The American Battle Field Monuments Commission (ABMC) launched a professional development program for middle- and high-school teachers. Eighteen teachers were selected in the first year of a multi-year program to create interdisciplinary lessons to share with other educators.
Goal
To bring ABMC resources into classrooms so that students can better understand the experiences and sacrifices of service members in World War II.
Challenge
While the site’s central audience is classroom teachers and their students, ABMC also wanted military and history buffs, as well as descendants of the fallen, to be able to discover content. The site also needed to account for detailed, lengthy lesson plans and biographical essays, both for readability on tablets and to help other teachers quickly find lessons and activities for their own students.
Process
The first step was to outline user personas and onsite behaviors and flows for different target audiences. Navigation paths and page description diagrams generated discussion divorced from visual design. ABMC staff described this approach, new to them, as very helpful in thinking through overall information architecture and users’ needs. It allowed for fast rounds of refinement and revision before committing to building page templates.

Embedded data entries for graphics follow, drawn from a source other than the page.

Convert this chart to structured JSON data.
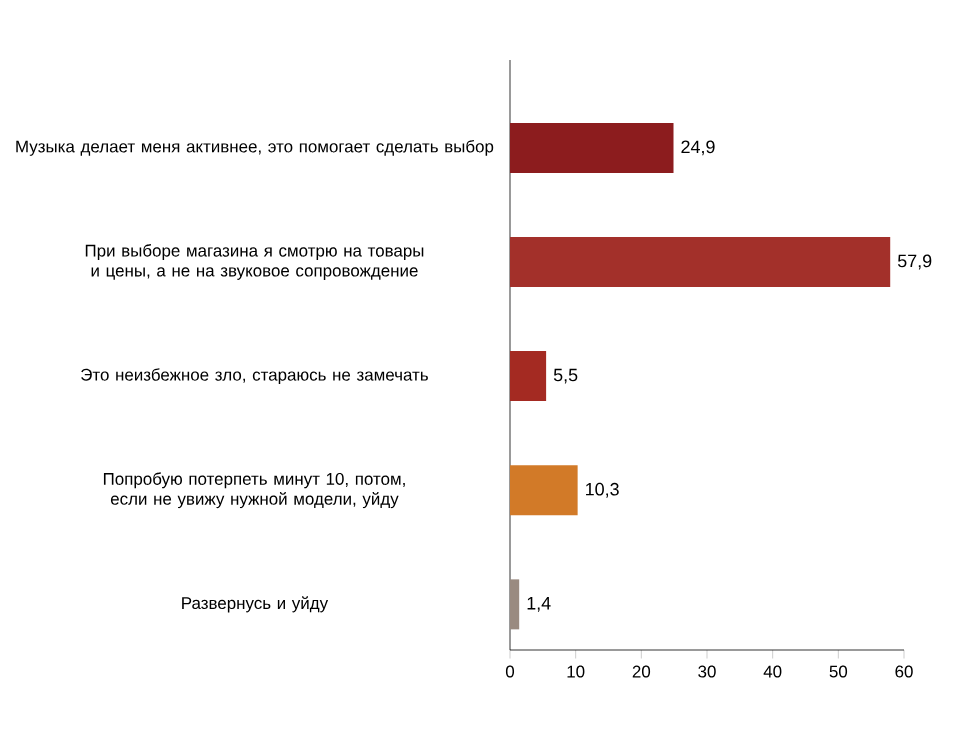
{
  "chart_data": {
    "type": "bar",
    "orientation": "horizontal",
    "categories": [
      "Музыка делает меня активнее, это помогает сделать выбор",
      "При выборе магазина я смотрю на товары и цены, а не на звуковое сопровождение",
      "Это неизбежное зло, стараюсь не замечать",
      "Попробую потерпеть минут 10, потом, если не увижу нужной модели, уйду",
      "Развернусь и уйду"
    ],
    "values": [
      24.9,
      57.9,
      5.5,
      10.3,
      1.4
    ],
    "value_labels": [
      "24,9",
      "57,9",
      "5,5",
      "10,3",
      "1,4"
    ],
    "colors": [
      "#8c1c1e",
      "#a3302a",
      "#a42a22",
      "#d27a28",
      "#9a8a80"
    ],
    "xlim": [
      0,
      60
    ],
    "xticks": [
      0,
      10,
      20,
      30,
      40,
      50,
      60
    ]
  }
}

In parallel, I sketched out ideas for a logo, and drafted a tagline for the home page that would succinctly capture the purpose of the site and speak to each target audience: Meaningful battle memorials. Powerful stories. Engaging classroom activities.

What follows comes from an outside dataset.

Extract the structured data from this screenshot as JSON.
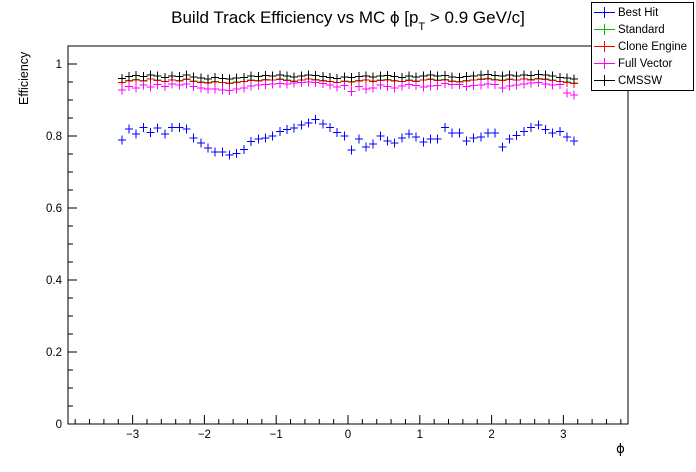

Following approval of the information architecture, I prototyped a responsive design in Webflow. For the initial launch, the hero area was a static image. After the first summer, a background video created by RRCHNM’s videographer, Chris Preperato, was swapped in to set the mood for a site full of moving stories of sacrifice told by teachers to teachers.
Content Modeling
Teachers these days have the whole Internet available to them to find lessons. But how do they assess their value? To better understand how best to present long, detailed lessons effectively online in the days of mobile device usage, I interviewed a high school history teacher, and also looked at how other sites organized lessons. This research shaped a content strategy for lessons and a content model for the teachers to use in writing their lessons: each one had to include a guiding question, an overview, and a quote from the teacher about his/her motivation for choosing their fallen hero. In conjunction with a sidebar listing Grade Level and Subject, this enabled teachers to evaluate the lesson at a glance and download a nicely formatted pdf with appropriate page breaks, instead of printing a web page. Progressive disclosure of the activity sections enabled those who wished to do so to read the entire lesson plan in the browser.
Reaching Other Audiences
For relatives and descendants of the fallen, each battlefield monument site’s landing page lists a link to each service member’s story. Visitors interested in military history or battle memorials can use an interactive, responsive map of the sites to find related content.
Results
The site won first place in the Digital Media category for the National Association for Interpretation 2016 Interpretative Media Awards.